Ce projet financé par l’AICS a pour objectif de contribuer au renforcement de la sécurité alimentaire et nutritionnelle des populations dans les zones affectées par la désertification et la dégradation des terres pour affermir leur résilience. Cela à travers la gestion durable des ressources naturelles.

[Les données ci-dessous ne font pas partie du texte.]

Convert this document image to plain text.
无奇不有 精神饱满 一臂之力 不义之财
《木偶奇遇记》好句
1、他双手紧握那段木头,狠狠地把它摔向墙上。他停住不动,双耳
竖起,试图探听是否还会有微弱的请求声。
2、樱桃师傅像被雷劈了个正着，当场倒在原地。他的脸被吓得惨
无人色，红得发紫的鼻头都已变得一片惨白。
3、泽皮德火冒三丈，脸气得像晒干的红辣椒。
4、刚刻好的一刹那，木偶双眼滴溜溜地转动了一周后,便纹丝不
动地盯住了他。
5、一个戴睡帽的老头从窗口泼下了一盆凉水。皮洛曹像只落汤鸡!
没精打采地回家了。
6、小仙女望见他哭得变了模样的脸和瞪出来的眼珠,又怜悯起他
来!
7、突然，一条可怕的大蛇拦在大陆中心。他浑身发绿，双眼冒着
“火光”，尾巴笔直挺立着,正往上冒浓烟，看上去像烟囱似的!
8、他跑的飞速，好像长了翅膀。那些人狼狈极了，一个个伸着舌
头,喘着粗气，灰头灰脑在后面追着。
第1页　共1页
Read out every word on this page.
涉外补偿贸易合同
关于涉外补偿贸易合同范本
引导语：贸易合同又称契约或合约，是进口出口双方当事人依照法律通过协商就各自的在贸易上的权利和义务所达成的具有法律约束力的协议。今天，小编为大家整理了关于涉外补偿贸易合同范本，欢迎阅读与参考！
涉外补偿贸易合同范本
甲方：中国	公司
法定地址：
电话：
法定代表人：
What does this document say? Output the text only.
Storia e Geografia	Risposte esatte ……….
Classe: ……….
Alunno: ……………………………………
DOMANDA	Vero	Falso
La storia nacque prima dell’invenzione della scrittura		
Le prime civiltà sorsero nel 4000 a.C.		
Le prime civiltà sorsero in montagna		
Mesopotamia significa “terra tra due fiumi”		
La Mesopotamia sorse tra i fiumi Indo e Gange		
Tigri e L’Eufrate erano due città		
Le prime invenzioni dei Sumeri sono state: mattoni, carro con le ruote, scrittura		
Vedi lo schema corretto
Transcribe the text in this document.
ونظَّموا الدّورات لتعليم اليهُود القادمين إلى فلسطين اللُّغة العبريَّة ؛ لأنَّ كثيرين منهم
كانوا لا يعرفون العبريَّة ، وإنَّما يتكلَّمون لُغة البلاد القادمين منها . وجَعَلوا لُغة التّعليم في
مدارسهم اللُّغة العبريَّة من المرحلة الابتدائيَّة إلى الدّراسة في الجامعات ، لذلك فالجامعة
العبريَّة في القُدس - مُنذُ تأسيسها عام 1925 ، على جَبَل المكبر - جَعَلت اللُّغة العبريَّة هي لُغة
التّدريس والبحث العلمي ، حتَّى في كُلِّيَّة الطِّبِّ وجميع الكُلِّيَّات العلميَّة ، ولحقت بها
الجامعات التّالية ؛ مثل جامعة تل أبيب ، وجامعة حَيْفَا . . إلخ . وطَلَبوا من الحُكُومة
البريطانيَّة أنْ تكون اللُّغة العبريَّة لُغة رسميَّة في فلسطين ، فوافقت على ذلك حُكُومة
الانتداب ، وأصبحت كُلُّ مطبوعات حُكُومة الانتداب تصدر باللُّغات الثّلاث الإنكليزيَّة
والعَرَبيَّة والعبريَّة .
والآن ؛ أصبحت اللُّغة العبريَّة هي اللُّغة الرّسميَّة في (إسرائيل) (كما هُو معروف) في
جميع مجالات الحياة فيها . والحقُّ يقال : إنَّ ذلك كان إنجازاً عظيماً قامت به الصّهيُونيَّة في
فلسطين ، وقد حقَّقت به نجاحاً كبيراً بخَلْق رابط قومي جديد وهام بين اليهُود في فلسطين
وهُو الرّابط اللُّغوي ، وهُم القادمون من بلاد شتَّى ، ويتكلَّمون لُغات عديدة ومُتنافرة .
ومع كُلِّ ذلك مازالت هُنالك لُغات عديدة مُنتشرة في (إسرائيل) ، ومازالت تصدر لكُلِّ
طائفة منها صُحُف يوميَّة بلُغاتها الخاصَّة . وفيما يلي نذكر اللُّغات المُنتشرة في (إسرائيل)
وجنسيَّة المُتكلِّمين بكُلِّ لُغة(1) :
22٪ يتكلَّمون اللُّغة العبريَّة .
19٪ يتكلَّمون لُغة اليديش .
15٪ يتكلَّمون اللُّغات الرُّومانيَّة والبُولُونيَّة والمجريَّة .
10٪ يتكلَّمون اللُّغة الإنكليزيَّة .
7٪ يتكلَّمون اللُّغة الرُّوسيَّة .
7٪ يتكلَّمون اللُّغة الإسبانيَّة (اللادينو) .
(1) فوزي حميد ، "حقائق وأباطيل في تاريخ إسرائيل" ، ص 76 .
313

Au plan financier, la situation de l’exécution budgétaire du
projet se présente comme suit : au titre du crédit concessionnel, le montant
décaissé et engagé s’élève à 1,1 milliard de Fcfa sur un montant alloué de 5,9
milliards de Fcfa, soit un taux de réalisation de 19%. Quant à la contrepartie
malienne, le montant décaissé et engagé est de 272, 9 millions de Fcfa sur un montant souscrit de 333,2
millions de Fcfa, soit un taux d’exécution de 82 %. Le montant global décaissé
et engagé s’élève à 1,3 milliard Fcfa sur un total de 6,2 milliards, soit un
taux global de décaissement de 22 %.
Ce projet découle de la volonté constante des autorités à
faire reculer le spectre de la faim et de la pauvreté, mais aussi à lutter
contre l’insécurité alimentaire et la malnutrition dans notre pays, a expliqué
Redouwane Ag Mohamed Ali. Selon le ministre Commissaire à la sécurité
alimentaire, le PBVE est un projet multidimensionnel qui combine des activités
de restauration des terres dégradées avec des actions de promotion d’emplois
décents. Ces activités sont mises en œuvre par le truchement du reboisement en
vue de la création d’emplois verts à travers la promotion de la gomme arabique,
a t-il dit. Redouwane Ag Mohamed Ali a déploré le fait que la mise en œuvre de
ces activités a rencontré des difficultés majeures comme l’insécurité
résiduelle dans la zone d’intervention du projet, la pandémie de la Covid-19,
l’embargo de la Cedeao.
Cependant, il a noté que ces défis ont pu être résorbés
grâce à un cadre de concertation mis en place avec la participation active de
l’ensemble des parties prenantes impliquées dans la mise en œuvre du projet. De
son lancement officiel, le 22 mars 2021, à ce jour, la mise en œuvre des
activités du projet a enregistré des avancées palpables, parmi lesquelles
l’identification de deux sites pilotes dans les Régions de Kayes et Nioro; la
réalisation d’un forage équipé à Kayes; la mise en place de deux coopératives
au niveau des sites pilotes; l’identification des neuf sites restants de la
Région de Nioro ; la création de 260 emplois temporaires avec l’aménagement
des terres par l’approche Haute intensité de main ouvre (Himo) dans la
réalisation des travaux du site pilote de Kayes, a-t-il fait savoir.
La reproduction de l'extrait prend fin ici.